のろのろと台所仕事をしていたら、窓の外から「korei さん大丈夫?」と声が掛かりました。近所の御婦人です。
一昨日から持病(と言っても年に10回弱程度ですが)の頭痛に悩まされていた私は、昨日、この方に愚痴をこぼしたのでした。「若い頃は薬(デパス錠)を呑めば一晩で治っていたのに、齢を取ってからは2~3日も続いて」などと。
三日目の今日、痛みはもう小さくなりましたが、蒸し暑さと薬の副作用もあってか、心身ともにボンヤリしていました。心配してもらって有難く、ついでに少しお喋りをしているうちに少し元気を回復しました。
この頭痛が持病となったのは、現役で勤めていたときです。私の勤務経歴の中で最も困難な仕事(関係機関の調整の類でした)に遭遇し、乏しい知力・行動力を精一杯使って、何とか乗り切ってからまもなく、頭痛なるものを初体験したのです。「緊張型」と言われる頭痛ですから、偏頭痛のような激痛ではないのですが、しばしば吐き気を伴い、実に不快で、日常生活に支障を来たします。

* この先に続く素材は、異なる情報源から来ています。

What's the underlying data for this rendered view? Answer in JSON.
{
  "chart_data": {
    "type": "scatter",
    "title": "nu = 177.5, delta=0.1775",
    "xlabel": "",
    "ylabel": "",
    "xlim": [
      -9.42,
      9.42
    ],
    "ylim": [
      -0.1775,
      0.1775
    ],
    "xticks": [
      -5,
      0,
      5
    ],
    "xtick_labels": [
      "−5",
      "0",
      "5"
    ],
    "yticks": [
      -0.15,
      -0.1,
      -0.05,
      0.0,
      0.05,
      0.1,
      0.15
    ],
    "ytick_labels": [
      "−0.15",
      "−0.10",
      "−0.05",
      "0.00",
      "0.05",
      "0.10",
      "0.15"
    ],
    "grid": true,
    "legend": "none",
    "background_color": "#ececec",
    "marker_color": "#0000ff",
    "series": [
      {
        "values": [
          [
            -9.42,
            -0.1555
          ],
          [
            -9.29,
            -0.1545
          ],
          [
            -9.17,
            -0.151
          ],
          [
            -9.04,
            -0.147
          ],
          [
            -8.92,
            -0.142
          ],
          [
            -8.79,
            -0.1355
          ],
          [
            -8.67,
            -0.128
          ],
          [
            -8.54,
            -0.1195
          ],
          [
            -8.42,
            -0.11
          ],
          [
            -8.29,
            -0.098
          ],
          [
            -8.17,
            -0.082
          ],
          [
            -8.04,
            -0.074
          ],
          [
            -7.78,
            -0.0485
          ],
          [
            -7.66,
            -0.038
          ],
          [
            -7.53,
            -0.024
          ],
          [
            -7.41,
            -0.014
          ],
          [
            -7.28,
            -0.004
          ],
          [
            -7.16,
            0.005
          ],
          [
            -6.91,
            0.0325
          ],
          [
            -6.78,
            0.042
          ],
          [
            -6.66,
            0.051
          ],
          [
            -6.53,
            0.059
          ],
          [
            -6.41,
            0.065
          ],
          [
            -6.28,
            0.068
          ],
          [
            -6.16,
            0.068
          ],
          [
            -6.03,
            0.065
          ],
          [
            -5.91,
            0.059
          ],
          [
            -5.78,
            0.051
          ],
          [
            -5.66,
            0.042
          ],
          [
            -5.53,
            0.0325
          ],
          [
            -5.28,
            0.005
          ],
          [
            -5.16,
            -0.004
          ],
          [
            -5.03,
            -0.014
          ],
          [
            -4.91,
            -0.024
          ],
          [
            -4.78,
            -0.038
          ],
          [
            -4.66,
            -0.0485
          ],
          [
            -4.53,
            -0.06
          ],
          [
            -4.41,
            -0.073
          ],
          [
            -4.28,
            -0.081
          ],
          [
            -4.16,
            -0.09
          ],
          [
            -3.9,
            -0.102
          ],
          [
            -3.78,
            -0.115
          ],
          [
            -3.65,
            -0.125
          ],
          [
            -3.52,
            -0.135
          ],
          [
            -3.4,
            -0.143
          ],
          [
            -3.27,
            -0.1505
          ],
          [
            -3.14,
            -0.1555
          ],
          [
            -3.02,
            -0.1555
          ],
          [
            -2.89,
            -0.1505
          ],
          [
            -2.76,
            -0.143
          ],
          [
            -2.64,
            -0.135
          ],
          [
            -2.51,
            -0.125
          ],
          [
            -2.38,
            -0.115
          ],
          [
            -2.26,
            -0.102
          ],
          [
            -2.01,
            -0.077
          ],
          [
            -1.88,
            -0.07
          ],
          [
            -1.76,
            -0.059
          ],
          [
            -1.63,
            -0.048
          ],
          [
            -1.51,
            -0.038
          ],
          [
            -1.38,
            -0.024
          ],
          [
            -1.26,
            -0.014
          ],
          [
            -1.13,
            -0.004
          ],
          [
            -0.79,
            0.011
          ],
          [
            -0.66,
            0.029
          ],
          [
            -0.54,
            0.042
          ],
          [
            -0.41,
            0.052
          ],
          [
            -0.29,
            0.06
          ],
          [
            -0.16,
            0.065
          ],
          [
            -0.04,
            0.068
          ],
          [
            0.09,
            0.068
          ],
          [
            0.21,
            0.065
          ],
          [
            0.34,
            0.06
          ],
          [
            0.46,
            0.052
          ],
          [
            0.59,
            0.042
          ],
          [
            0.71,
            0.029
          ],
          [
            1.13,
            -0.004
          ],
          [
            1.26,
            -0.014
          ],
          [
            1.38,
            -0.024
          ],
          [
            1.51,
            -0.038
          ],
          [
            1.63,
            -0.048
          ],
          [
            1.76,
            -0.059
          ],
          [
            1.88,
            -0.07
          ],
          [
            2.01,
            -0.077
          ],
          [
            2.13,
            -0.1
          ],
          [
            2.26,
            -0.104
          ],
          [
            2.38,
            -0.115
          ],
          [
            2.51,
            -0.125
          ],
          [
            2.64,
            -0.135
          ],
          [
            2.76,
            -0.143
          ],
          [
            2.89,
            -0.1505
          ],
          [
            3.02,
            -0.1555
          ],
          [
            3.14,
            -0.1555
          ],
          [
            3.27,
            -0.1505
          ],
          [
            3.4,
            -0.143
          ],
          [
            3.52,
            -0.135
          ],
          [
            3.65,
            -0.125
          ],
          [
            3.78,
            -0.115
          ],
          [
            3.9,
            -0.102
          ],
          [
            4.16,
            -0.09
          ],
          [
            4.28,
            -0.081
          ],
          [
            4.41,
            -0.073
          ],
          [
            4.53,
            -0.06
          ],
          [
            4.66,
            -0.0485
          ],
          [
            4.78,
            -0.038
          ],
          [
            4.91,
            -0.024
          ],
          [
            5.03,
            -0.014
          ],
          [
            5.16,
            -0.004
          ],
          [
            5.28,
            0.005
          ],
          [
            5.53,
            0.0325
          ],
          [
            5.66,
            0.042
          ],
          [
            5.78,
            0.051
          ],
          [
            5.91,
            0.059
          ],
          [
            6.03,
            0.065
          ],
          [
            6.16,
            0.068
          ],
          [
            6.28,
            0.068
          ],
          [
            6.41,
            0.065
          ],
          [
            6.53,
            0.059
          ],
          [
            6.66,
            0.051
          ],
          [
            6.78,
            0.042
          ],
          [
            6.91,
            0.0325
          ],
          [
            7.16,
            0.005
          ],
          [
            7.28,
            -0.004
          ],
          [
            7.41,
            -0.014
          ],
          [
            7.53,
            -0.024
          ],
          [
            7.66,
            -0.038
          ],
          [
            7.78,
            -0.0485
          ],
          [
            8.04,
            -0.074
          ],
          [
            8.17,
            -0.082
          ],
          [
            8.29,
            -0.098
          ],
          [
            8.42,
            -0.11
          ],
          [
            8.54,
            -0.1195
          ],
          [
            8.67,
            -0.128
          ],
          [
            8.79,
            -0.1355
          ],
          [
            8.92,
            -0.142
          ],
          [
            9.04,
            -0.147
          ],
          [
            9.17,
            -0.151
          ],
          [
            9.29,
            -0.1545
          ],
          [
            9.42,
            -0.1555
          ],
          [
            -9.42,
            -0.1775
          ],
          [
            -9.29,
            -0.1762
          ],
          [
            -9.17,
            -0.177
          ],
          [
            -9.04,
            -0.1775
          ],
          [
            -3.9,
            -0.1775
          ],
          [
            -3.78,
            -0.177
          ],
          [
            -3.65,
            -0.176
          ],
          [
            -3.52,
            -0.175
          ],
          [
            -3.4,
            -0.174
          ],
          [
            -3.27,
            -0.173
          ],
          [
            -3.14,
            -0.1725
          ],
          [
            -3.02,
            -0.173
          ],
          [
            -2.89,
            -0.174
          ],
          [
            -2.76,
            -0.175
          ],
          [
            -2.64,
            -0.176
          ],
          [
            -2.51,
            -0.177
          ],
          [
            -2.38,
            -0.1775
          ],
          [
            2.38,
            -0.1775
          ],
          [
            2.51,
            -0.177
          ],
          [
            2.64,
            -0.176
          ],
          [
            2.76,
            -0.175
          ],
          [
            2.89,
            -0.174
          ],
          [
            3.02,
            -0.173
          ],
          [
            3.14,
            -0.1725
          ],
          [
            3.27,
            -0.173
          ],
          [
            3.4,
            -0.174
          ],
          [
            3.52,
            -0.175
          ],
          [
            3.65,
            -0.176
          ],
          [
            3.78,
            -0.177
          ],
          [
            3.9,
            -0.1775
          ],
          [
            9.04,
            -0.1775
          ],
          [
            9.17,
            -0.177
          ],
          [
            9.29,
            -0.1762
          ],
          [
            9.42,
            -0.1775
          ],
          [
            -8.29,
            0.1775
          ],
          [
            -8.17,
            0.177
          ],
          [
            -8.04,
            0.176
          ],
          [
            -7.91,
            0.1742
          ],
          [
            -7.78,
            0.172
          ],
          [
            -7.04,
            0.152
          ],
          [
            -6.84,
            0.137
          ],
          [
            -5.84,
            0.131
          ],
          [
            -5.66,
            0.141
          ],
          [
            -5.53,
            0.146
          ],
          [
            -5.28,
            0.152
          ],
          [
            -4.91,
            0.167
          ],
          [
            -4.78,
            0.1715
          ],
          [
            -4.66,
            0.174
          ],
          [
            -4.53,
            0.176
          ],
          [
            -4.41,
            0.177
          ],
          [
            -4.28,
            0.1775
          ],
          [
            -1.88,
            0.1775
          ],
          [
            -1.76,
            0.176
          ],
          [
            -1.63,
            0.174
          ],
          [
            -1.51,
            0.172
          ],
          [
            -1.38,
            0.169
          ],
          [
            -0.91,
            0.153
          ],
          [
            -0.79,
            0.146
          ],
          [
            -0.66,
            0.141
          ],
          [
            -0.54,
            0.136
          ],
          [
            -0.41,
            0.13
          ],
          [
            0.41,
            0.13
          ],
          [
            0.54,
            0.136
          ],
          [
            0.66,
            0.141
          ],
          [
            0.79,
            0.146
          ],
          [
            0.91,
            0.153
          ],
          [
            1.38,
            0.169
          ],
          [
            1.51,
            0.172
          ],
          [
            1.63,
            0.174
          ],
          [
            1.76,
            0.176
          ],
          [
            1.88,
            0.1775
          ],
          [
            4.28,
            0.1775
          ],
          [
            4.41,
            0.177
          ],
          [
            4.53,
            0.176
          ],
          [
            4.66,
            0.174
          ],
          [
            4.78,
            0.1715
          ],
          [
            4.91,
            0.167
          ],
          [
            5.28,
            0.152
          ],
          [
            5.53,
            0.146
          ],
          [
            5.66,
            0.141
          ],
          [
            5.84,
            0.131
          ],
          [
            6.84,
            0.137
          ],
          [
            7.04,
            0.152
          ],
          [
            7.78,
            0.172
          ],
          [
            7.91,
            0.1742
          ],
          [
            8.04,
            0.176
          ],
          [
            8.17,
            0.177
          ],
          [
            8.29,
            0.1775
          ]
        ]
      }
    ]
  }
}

あの困難な仕事を乗り切ったとき、高揚した達成感・充実感があったのは事実でした。でも今思えば、その仕事とは、所詮は人間社会がたまたま作り上げた虚構の中の波風に過ぎなかったのではないか、と。この大地の片隅にうずくまって1本の草を抜き取るほどの実在感も無かったのではないか、と。